EPC reform needed to help effectively decarbonise homes

Reforming Energy Performance Certificates to be net zero-ready will speed up the decarbonisation of the UK’s built environment, according to the Building Research Establishment.

Related topics:  Property,  EPC,  Energy Efficiency
Property | Reporter
2nd February 2024
Energy Efficiency 505
"With targeted reforms, the government can ensure the EPC can really achieve its potential, as a trusted starting point for advice and information on how we can all make our homes better"
- Gillian Charlesworth - Building Research Establishment

A new report – Energy Performance Certificates: Enabling the Home Energy Transition – outlines how EPCs for existing homes need to be developed to make them more useful for homeowners. BRE’s report presents ideas for their development and delivery to ensure they are ready for the transition of our homes to net zero including:

Currently, EPCs have a ten-year lifespan, meaning that a certificate provided when a home is sold or rented may be up to a decade old. With major changes planned to the way we use energy in our homes, the report argues that an EPC should be valid for five years to provide more up-to-date advice and information for homeowners.

The current headline EPC rating is based on the cost to heat and light the home. While this will remain an important metric to report on the certificates, moving to a new set of headline ratings is key, including a stable measure of energy efficiency.
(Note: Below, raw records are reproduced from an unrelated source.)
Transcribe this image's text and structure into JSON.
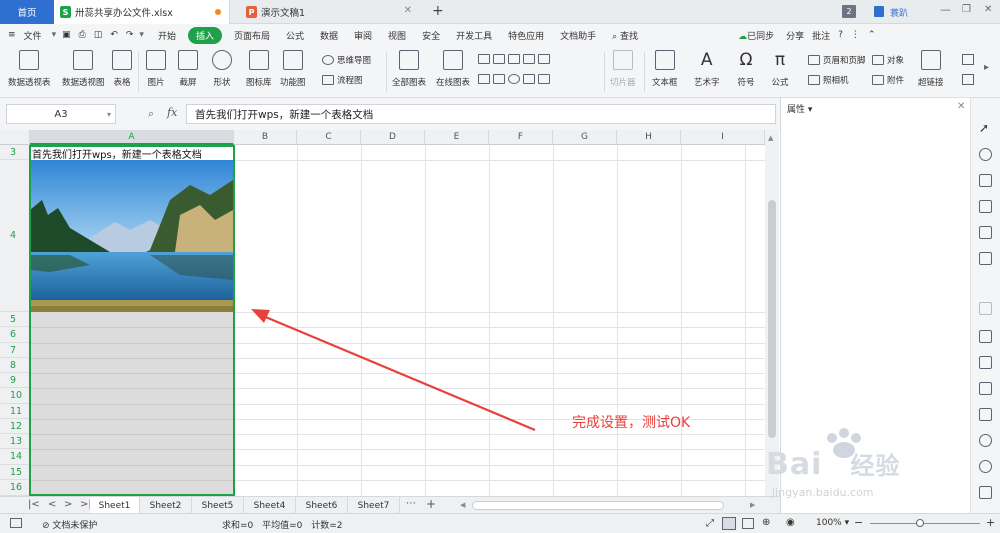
{
  "titlebar": {
    "home_tab": "首页",
    "tabs": [
      {
        "label": "卅蕊共享办公文件.xlsx",
        "icon": "S",
        "active": true
      },
      {
        "label": "演示文稿1",
        "icon": "P",
        "active": false
      }
    ],
    "new_tab": "+",
    "badge": "2",
    "user": "蓑趴"
  },
  "menubar": {
    "file": "文件",
    "items": [
      "开始",
      "插入",
      "页面布局",
      "公式",
      "数据",
      "审阅",
      "视图",
      "安全",
      "开发工具",
      "特色应用",
      "文档助手"
    ],
    "selected": "插入",
    "search": "查找",
    "sync": "已同步",
    "share": "分享",
    "comment": "批注",
    "help": "?"
  },
  "ribbon": {
    "pivot_table": "数据透视表",
    "pivot_chart": "数据透视图",
    "table": "表格",
    "picture": "图片",
    "screenshot": "截屏",
    "shapes": "形状",
    "icon_lib": "图标库",
    "func_chart": "功能图",
    "mindmap": "思维导图",
    "flowchart": "流程图",
    "all_charts": "全部图表",
    "online_chart": "在线图表",
    "slicer": "切片器",
    "textbox": "文本框",
    "wordart": "艺术字",
    "symbol": "符号",
    "formula": "公式",
    "header_footer": "页眉和页脚",
    "camera": "照相机",
    "object": "对象",
    "attachment": "附件",
    "hyperlink": "超链接"
  },
  "formula_bar": {
    "name_box": "A3",
    "fx": "fx",
    "content": "首先我们打开wps，新建一个表格文档"
  },
  "sheet": {
    "columns": [
      "A",
      "B",
      "C",
      "D",
      "E",
      "F",
      "G",
      "H",
      "I"
    ],
    "rows": [
      "3",
      "4",
      "5",
      "6",
      "7",
      "8",
      "9",
      "10",
      "11",
      "12",
      "13",
      "14",
      "15",
      "16"
    ],
    "a3_text": "首先我们打开wps，新建一个表格文档",
    "annotation": "完成设置，测试OK"
  },
  "panel": {
    "title": "属性"
  },
  "sheet_tabs": [
    "Sheet1",
    "Sheet2",
    "Sheet5",
    "Sheet4",
    "Sheet6",
    "Sheet7"
  ],
  "status": {
    "protect": "文档未保护",
    "summary": "求和=0 平均值=0 计数=2",
    "zoom": "100%"
  },
  "watermark": {
    "brand": "Bai",
    "brand2": "经验",
    "url": "jingyan.baidu.com"
  },
  "colors": {
    "accent": "#1fa14a",
    "tab_blue": "#2f6fcf",
    "arrow": "#e8403c"
  }
}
Government should enable more of the detailed data collected to produce an EPC to be used to plan retrofit while respecting homeowners’ privacy and data protection.

Domestic Energy Assessors – who visit homes to collect the data for EPCs – play a key part in ensuring their accuracy. A review and strengthening of the training and continuous professional development requirements for domestic energy assessors could build trust and confidence in the system and ensure that assessors can help drive the net zero transition of our housing stock.

40% of homes do not have an EPC. Often these are the least energy-efficient homes which have not been recently improved or changed hands. Official development of a provisional EPC rating for these homes could help local authorities and homeowners identify retrofit opportunities and plan grants and support.

In 2022 just 5% of people had used the advice on the certificate to improve their home. By making this advice easier to use, the EPC can become a much more widely used and trusted tool, particularly as millions of households transition to low-carbon heating over the next decade.

Gillian Charlesworth, chief executive of the Building Research Establishment said: “Energy Performance Certificates cover 60% of UK homes and are a key source of information used in planning retrofit programmes and in government policies. But too often home buyers and sellers see the certificates as just a bureaucratic necessity.

“With targeted reforms, the government can ensure the EPC can really achieve its potential, as a trusted starting point for advice and information on how we can all make our homes better.

“The transition to clean energy in homes is starting to gather pace; the last few months have seen an upsurge in interest in installing heat pumps. Whether it’s clean heat, upgrading insulation, solar panels or other modern energy technologies, reforms to the EPC to make it more up-to-date, accurate and usable will be key to supporting homeowners play their part in the journey to net zero.

“We urge policymakers to read this report and consider its recommendations as a way of driving the decarbonisation of the UK’s domestic building stock.”